AN EARLIER Lunar New Year has been labelled a factor in strong demand for global air cargo during January 2026, industry analysts Xeneta say.
Xeneta noted storm clouds on the horizon, however, with the first year-on-year fall in e-commerce exports from China since January 2022.
The year began with “unexpected vigour” with a +7% year-on-year boost in demand and an easing of recent freight rate declines.
“The growth in global chargeable weight in the opening month of 2026 was the strongest increase since January 2025, and ahead of the +5% year-on-year growth in capacity supply,” Xeneta stated.
Chief airfreight officer Niall van de Wouw said the upbeat air cargo market in January needed to be “tempered with a dose of reality”.
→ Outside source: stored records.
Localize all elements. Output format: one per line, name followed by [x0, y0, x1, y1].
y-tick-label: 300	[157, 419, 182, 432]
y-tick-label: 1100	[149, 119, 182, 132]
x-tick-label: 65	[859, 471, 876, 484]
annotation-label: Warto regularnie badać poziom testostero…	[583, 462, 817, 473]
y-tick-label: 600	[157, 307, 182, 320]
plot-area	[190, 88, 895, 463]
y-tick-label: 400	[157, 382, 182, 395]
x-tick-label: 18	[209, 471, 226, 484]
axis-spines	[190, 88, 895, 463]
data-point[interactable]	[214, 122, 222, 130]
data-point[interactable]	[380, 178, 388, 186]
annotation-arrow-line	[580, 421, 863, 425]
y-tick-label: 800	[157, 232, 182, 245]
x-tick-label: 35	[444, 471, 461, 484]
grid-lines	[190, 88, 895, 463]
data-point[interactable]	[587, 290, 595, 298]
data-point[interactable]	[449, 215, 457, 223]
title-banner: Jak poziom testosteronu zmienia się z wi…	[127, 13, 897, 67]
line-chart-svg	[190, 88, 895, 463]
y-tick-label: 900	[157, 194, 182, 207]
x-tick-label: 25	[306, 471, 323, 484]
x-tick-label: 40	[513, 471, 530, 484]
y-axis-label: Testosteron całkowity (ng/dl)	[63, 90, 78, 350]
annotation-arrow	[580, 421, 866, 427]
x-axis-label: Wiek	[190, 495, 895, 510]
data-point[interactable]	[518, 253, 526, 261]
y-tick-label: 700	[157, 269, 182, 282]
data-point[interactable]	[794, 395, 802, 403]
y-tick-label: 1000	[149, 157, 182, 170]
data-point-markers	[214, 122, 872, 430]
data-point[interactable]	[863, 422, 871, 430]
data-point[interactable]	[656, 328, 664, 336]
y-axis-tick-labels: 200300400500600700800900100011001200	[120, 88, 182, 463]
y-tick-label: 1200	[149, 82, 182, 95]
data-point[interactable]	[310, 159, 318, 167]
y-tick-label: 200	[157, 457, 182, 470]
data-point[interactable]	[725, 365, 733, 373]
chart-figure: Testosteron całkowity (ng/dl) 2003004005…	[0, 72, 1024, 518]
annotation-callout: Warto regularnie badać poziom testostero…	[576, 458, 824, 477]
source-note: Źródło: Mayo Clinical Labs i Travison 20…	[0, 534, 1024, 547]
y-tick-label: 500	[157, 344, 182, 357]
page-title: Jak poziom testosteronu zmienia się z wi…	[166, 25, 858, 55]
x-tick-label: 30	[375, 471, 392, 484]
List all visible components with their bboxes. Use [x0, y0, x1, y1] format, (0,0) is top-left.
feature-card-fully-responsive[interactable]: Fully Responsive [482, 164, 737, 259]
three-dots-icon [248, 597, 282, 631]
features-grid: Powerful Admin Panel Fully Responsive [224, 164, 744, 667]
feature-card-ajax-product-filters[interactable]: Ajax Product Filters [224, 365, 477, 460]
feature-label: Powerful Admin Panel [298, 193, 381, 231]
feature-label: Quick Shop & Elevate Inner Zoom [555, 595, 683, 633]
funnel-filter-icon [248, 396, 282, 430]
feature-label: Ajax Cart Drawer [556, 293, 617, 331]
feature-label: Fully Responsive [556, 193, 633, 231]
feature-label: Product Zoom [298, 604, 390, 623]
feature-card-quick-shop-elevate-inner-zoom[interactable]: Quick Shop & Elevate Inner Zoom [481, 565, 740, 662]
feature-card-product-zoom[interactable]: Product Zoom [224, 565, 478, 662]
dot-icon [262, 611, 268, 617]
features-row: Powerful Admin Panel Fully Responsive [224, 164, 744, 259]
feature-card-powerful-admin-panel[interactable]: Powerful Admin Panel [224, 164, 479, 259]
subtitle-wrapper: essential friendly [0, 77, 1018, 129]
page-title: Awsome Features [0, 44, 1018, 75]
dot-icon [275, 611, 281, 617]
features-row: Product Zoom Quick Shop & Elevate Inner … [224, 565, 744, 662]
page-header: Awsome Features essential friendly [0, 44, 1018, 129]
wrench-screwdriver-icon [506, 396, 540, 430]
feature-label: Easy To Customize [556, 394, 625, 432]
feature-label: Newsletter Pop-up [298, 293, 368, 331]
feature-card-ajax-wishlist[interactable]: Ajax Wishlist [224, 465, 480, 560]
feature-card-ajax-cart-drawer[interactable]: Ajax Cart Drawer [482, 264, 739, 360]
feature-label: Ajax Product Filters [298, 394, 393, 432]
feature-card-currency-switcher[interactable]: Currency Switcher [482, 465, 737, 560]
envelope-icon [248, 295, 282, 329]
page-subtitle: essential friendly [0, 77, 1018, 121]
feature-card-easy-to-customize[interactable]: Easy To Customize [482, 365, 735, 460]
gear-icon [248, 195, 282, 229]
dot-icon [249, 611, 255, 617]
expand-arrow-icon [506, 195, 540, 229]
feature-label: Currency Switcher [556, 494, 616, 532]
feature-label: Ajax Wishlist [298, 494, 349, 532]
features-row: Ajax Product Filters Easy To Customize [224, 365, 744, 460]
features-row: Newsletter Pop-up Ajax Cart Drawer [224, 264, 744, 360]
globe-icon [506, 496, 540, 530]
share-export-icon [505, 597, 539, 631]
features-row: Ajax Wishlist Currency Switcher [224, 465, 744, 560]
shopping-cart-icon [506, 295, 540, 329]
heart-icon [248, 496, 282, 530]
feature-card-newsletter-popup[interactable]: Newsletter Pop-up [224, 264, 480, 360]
“Asia is such a big exporter of airfreight, it is difficult to draw any conclusions on what the market is signalling in January because of the Lunar New Year and the fluctuations it causes,” he said.
He said the picture for global air cargo spot rates in January might be a truer reflection of world economic events.
“While the outlook for demand and air cargo rates is unlikely to become clearer until the end of the first quarter, one undeniable fact certain to influence air freight volumes is the drop-off in e-commerce volumes ex China and Hong Kong,” Mr van de Wouw said.
For an air cargo market “turbocharged by cross-border e-commerce since late 2023”, this was a trend airline and freight forwarders would be closely monitoring.
Mr Van de Wouw said the trend had become apparent late last year.
“In October, we said air cargo’s e-commerce growth engine was showing signs of slowing down, but that this could be just a blip.
“We saw this again in November, and we said if it happened for a third consecutive month in December, this would signal a trend. This is now the situation,” he said.
“If it remains flat or declines further, it will certainly affect many organisations’ growth plans, including those with commitments tor freighter conversions that will be relying on the high level of e-commerce demand we have seen in recent years.”
He said developments in ocean container shipping remained a wildcard, notably the Red Sea/Suez situation.
Since late last year, major carriers such as CMA CGM — and more recently Maersk — have been testing Suez Canal routings on selected sailings.